The Mexican Style Grated Lobsters (Langostas gratinadas)

Today a procedure to show you how this delicious seafood favorite is prepared in Mexico, the lobsters. There is a bit of a gray area in spanish language as to what crustacean a "langosta" is; in Mexico this unequivocally points to a lobster. This is a recipe for mexican style lobster, served back in its shell for an appealing presentation which then is grated with Parmesan cheese…

Recipe for the Grated Lobster


* 4 Big lobsters
* 2 lb. Shrimp, cleaned and peeled
* Generous amounts of grated Parmesan cheese, to taste
* 1 cup white wine
* 2 tablespoons butter
* 4 green onions
* Pepper to taste
* Salt to taste


1) The first thing to do in this recipe is to cook the lobsters, for this we must first tying and cook in boiling water for an approximate time of 5 minutes; after that time immerse them in cold water to interrupt the cooking process.

2) Now that they are cooked, separate their tail and claws just by twisting them from the body of the lobster.

3) Now we break the shell of the body and slice the lobster in halves just starting with the head to end at its tail, another detail that you should keep in mind is to remove the intestinal vein from the tail and the sand sack that is located in the head section.
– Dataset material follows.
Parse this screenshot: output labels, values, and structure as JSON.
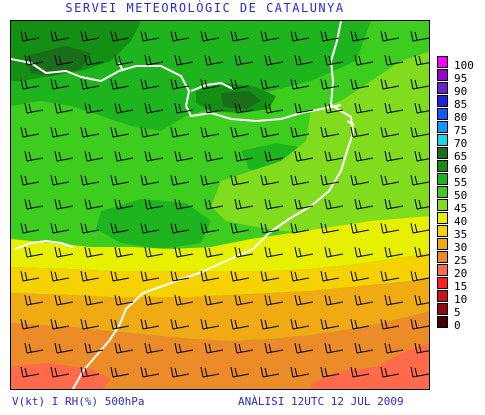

Now hold the lobster tails up to allow us to make a cut on both the top and bottom sides of it, this will allow us to carefully remove the lobster flesh in one piece from the shell.

4) Now that we took all the lobster flesh out, slice the tail meat across as medallions. Take a pan add a little oil over medium heat and fry the medallions with the shrimp (which are already prepared), the 2 chopped shallots and a pinch salt and pepper.

5) When the lobster and shrimp are cooked, gently empty the pan to a plate and reserve; pour the white wine to the pan with a little salt pepper and boil for 2 minutes, for the sauce to reduce.

6) Finally we must fill back the lobsters empty shells with the prepared lobster with shrimp we just did, for a spectacular presentation; cover with warm wine sauce from the pan and finally sprinkle enough parmesan cheese over and broil in preheated oven for a few minutes (enough to melt the cheese).